説明:「5000兆円欲しい」とは、Twitterで時々見られるネタ画像であり、大抵の場合、頭の悪そうな装飾を施された文字で表現される。仮に、何らかの手違いによって、あなたの口座に万年筆マネーで創造された5000兆円が振り込まれた場合、何が起きるだろうか?

 まず、5000兆円は、相当な量の実物資産が購入できる額であることは間違いない。日本の国家予算は114兆3812億円(2023年度)であり、日本の国家予算の約44年分に相当する。

 もう少し、具体的な例でいうと、青函トンネルの建設費は、地上部のアプローチ部分も含め6890億円*1、つまり約0.7兆円である。ということは、7兆円あれば、青函トンネルはあと10本建設できる。仮に、予算を10倍多く見積もっても70兆円である。5000兆円あれば、十分お釣りが返って来るだろう。あなたは青函トンネル10本を買えるだろうか。

 ここで、あなたは、未定義の仕様が一つあることに気づくだろう。それは、納期である。現在の青函トンネルは、1961年に着工し1983年に完成した。0.7兆円を使うのに22年、調査も含めるとそれ以上の歳月を必要とした。青函トンネルの建設とは、それだけの年月が必要な大工事であり、いくらお金があったとしても、この期間は短縮できない。70兆円を使って青函トンネル10本を建設しようとした時も、同様なことが起こる。
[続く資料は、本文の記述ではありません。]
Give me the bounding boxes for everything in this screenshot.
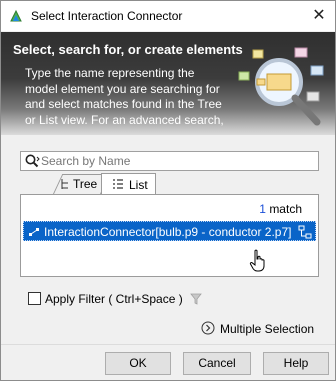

 1ヶ月では無理だろう。おそらく、打ち合わせの日程を決めるだけで終わるだろう。1年でも無理だろう。地質調査に取り掛かるだけで精いっぱいかもしれない。10年でも無理だろう。一本目のトンネルの本工事にも着手していないかもしれない。20年経てば一本目が完成するかもしれない。だが、これをあと9回繰り返す必要がある。仮に、一本ずつ建設していったとすれば(そして、技術革新などによる工期の短縮などがないと仮定すれば)10本目のトンネルが完成するのは200年後である。200年後にはじめて、70兆円が支払われる。ここで、制約になっているのは、お金ではない。青函トンネルの建設能力という、実物資産の供給能力である。これは、中野剛志氏が主張していたことと変わりがない。中野氏はこう主張する。「自国通貨発行権をもつ政府は、レストランに入っていくらでもランチを注文することができる。カネの心配は無用。ただし、レストランの供給能力を超えて注文することはできませんけどね。*2この文書では、レストランの供給能力に該当するものが、青函トンネルの建設能力である。
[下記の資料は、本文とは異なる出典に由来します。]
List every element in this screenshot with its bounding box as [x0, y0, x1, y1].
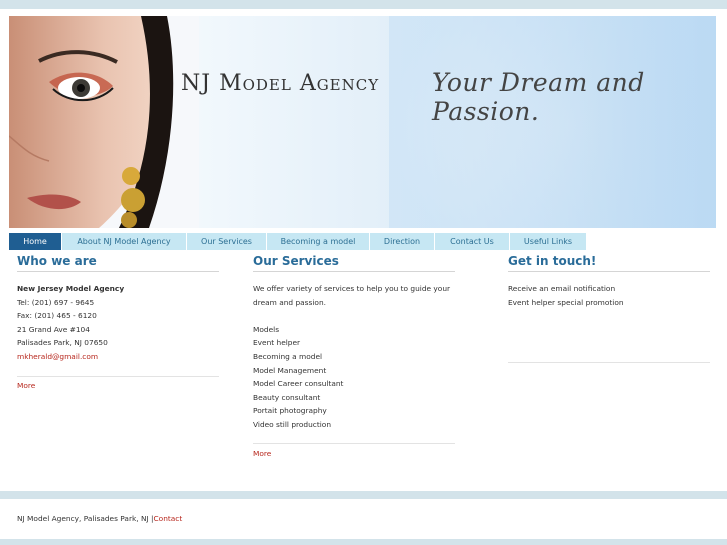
agency-name: New Jersey Model Agency [17, 284, 125, 293]
service-item: Portait photography [253, 406, 327, 416]
email-notification-text: Receive an email notification [508, 284, 616, 293]
address-line2: Palisades Park, NJ 07650 [17, 338, 108, 348]
main-nav: Home About NJ Model Agency Our Services … [9, 233, 587, 250]
top-bar [0, 0, 727, 9]
nav-about[interactable]: About NJ Model Agency [62, 233, 186, 250]
address-line1: 21 Grand Ave #104 [17, 324, 90, 334]
service-item: Beauty consultant [253, 392, 321, 402]
touch-body: Receive an email notification Event help… [508, 282, 710, 309]
nav-direction[interactable]: Direction [370, 233, 434, 250]
model-face-image [9, 16, 199, 228]
touch-heading: Get in touch! [508, 254, 710, 272]
who-heading: Who we are [17, 254, 219, 272]
who-divider [17, 376, 219, 377]
touch-divider [508, 362, 710, 363]
bottom-bar [0, 539, 727, 545]
services-divider [253, 443, 455, 444]
nav-contact-us[interactable]: Contact Us [435, 233, 509, 250]
nav-our-services[interactable]: Our Services [187, 233, 266, 250]
services-intro-1: We offer variety of services to help you… [253, 284, 451, 293]
service-item: Event helper [253, 338, 301, 348]
promotion-text: Event helper special promotion [508, 297, 624, 307]
services-heading: Our Services [253, 254, 455, 272]
footer-bar [0, 491, 727, 499]
services-intro-2: dream and passion. [253, 297, 326, 307]
footer-text: NJ Model Agency, Palisades Park, NJ | [17, 514, 154, 523]
fax: Fax: (201) 465 - 6120 [17, 311, 97, 321]
nav-becoming-model[interactable]: Becoming a model [267, 233, 369, 250]
who-we-are-section: Who we are New Jersey Model Agency Tel: … [17, 254, 219, 364]
nav-useful-links[interactable]: Useful Links [510, 233, 586, 250]
footer-contact-link[interactable]: Contact [154, 514, 183, 523]
service-item: Model Management [253, 365, 327, 375]
services-more-link[interactable]: More [253, 449, 271, 458]
who-more-link[interactable]: More [17, 381, 35, 390]
nav-home[interactable]: Home [9, 233, 61, 250]
email-link[interactable]: mkherald@gmail.com [17, 352, 98, 361]
services-body: We offer variety of services to help you… [253, 282, 455, 432]
brand-title: NJ Model Agency [181, 71, 380, 96]
brand-tagline: Your Dream and Passion. [432, 68, 645, 126]
service-item: Video still production [253, 419, 331, 429]
service-item: Model Career consultant [253, 379, 344, 389]
service-item: Becoming a model [253, 351, 323, 361]
contact-details: New Jersey Model Agency Tel: (201) 697 -… [17, 282, 219, 364]
services-section: Our Services We offer variety of service… [253, 254, 455, 432]
get-in-touch-section: Get in touch! Receive an email notificat… [508, 254, 710, 309]
header-banner: NJ Model Agency Your Dream and Passion. [9, 16, 716, 228]
service-item: Models [253, 324, 280, 334]
phone: Tel: (201) 697 - 9645 [17, 297, 95, 307]
footer: NJ Model Agency, Palisades Park, NJ |Con… [17, 514, 182, 523]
 だから、供給能力が十分あるものに対して支出をしてみよう。例えば、5chの鉄道総合版あたりで、乗りつぶしを趣味にしている鉄道オタクを10人募集しよう。そのくらい、簡単に集まるだろう。一人当たり50万円の現金を配り、配布した現金は電車賃にしか使ってはいけないと条件を付け、1ヶ月間に使い切るように依頼する。結果、何が起こるだろうか。まず、1ヶ月間の間に、鉄道業界全体の運賃収入が500万上がる。そして、最も混雑する場合でも、1両編成のディーゼルカーの乗客が10人増える。それだけである。

 青函トンネルとの違いは、実物資産の供給能力である。それは、あなたの近くにある身近な鉄道を思い浮かべるだけで十分だろう。数分おきに運行される16両編成の新幹線、1時間おきに運行される在来線特急、10分おきにやってくる各駅停車、山の中を進むガラガラの1両編成のディーゼルカー、どれも、乗客が10人程度増えたとしても、移動サービスを提供するだけの余裕がある。そして、供給能力が限界になるまで、万年筆マネーで、お金を創造することができる。

 私たちは、「5000兆円ほしい!」と聞いて、ありえない話だと笑う。なぜ、ありえないのか、それは、お金の創造の側にあるのではなく、実物資産の供給能力の側にある。5000兆円分の実物資産を供給することは、2023年現在の日本においては、誰にもできないことなのだ。